The Robots of Dawn - Isaac Asimov

The third book in the Robots series finds Elijah Baley sent to Aurora, to solve the murder (or roboticide) of a robot. No one else calls it a murder (or roboticide), because almost no one is terribly concerned about the fate of R. Jander. Because despite the Auroran insistence they've dropped many distinctions when it comes to robots, they aren't yet ready to consider them living beings. What everyone is very concerned about is what Jander represented, and what the solution to the mystery could spell for the future of humanity.

Jander was one of two humaniform robots in existence (Daneel being the other), both created by the same man, Han Fastolfe, who is now accused of causing the mental freeze-out that has, in essence, killed Jander. Fastolfe refuses to create any more humaniform robots, and is the leader of one of side in a political struggle over future human expansion. The opposition felt humaniform robots were the key to their plans for colonization of more worlds, and that Fastolfe destroyed Jander to stymie them, since they haven't managed to create any on their own. Fastolfe isn't helping his case by stating he is the only person who could have led Jander down a path of contradictions and paradoxes that would cause freeze-out, although he also insists he didn't.
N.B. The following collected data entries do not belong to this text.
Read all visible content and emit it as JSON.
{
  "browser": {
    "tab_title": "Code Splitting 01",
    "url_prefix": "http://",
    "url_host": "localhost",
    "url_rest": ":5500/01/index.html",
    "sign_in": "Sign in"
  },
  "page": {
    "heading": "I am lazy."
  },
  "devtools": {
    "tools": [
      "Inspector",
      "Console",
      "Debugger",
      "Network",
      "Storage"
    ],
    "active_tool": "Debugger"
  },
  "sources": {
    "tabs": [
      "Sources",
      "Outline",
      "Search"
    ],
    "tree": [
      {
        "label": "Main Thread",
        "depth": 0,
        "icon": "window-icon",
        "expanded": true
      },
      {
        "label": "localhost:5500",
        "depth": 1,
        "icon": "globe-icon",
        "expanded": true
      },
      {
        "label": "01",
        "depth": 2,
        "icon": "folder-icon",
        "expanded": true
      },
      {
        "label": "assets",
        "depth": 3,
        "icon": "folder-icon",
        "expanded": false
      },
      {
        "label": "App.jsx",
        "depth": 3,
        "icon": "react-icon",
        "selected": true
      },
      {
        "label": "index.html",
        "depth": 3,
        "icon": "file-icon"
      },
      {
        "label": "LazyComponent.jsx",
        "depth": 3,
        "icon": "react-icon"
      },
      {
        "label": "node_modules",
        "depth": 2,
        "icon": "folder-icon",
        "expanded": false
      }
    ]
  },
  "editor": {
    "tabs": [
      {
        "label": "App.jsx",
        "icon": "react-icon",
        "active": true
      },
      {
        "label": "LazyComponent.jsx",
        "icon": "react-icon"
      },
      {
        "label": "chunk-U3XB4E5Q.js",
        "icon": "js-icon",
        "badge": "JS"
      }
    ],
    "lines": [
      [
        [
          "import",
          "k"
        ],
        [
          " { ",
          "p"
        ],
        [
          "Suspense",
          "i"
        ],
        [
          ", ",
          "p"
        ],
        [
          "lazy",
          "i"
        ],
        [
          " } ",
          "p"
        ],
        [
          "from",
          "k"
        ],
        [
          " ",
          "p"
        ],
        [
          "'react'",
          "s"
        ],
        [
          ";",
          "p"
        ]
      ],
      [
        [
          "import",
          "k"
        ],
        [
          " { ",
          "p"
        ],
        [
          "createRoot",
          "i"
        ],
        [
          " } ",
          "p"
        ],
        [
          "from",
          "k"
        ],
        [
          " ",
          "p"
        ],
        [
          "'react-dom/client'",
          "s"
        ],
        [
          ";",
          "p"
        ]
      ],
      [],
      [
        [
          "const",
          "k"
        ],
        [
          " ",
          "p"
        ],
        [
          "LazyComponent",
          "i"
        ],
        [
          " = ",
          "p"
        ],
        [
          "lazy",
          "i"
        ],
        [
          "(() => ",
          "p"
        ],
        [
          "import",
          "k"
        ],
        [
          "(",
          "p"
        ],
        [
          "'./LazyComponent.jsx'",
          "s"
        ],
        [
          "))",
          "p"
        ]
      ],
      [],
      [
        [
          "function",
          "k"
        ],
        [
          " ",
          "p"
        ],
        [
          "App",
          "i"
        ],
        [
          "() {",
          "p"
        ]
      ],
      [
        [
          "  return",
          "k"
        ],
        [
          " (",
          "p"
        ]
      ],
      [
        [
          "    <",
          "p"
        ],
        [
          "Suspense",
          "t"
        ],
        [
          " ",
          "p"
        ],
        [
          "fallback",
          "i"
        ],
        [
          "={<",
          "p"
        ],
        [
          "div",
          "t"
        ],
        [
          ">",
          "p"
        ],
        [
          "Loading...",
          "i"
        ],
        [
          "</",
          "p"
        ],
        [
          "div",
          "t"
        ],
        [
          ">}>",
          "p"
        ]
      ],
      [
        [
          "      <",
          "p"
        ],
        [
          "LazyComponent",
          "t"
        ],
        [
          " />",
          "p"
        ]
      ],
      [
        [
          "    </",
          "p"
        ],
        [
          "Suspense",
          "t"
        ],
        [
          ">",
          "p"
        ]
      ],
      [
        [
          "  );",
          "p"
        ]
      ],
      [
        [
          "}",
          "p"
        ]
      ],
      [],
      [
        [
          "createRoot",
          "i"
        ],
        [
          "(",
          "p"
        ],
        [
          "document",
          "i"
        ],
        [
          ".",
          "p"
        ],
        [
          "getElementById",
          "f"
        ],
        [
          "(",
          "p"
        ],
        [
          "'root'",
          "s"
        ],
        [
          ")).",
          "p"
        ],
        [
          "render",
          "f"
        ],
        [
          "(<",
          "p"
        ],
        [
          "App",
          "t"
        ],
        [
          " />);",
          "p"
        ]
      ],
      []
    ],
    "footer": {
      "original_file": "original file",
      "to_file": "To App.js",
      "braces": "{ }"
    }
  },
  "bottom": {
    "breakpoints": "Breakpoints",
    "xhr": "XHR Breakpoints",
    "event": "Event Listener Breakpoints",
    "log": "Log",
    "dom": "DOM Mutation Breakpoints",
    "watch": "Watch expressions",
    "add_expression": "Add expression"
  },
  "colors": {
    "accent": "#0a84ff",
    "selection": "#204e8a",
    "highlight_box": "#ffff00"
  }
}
Baley is dumped into the middle of this, Earth's future also at stake, not to mention his career. Again on a world where he doesn't know the rules or customs, and people don't explain them because to them, it's obvious. The customs around bathrooms being one such problem, Aurora's strict laws on slander being another.

It's interesting that, for as much as I think Asimov enjoys writing mysteries, the whodunit and why are largely irrelevant. The identity of Jander's destroyer, like Baley's career, or Fastolfe's, are not that important. Because Baley does solve the crime, sort of, but the person he exposes is not the one who destroyed Jander. He confronts that person later, but they suffer no consequences. It was more important that Fastolfe's chief opposition was dealt a setback, because that's a better outcome for humanity, as the perpetrator viewed it.

It's a noir outcome. The real killer walks free, because nobody really cares. The victim didn't matter, only the opportunity the victim presented as leverage. The bigwigs got an answer that satisfied them, it produced a political outcome that suits them, and they don't need to look any further. Baley doesn't have any power or authority to do anything, even if he wants to.

"Have you tried to explain this to Gladia? She might understand."

"Never. I'd distress her. I'd embarrass her. You don't talk about such things. I should see a mentologist."

"Have you?"

"No."

"Why not?"

Gremionis frowned. "You have a way of asking the rudest questions, Earthman."

"Perhaps because I'm an Earthman. I know no better."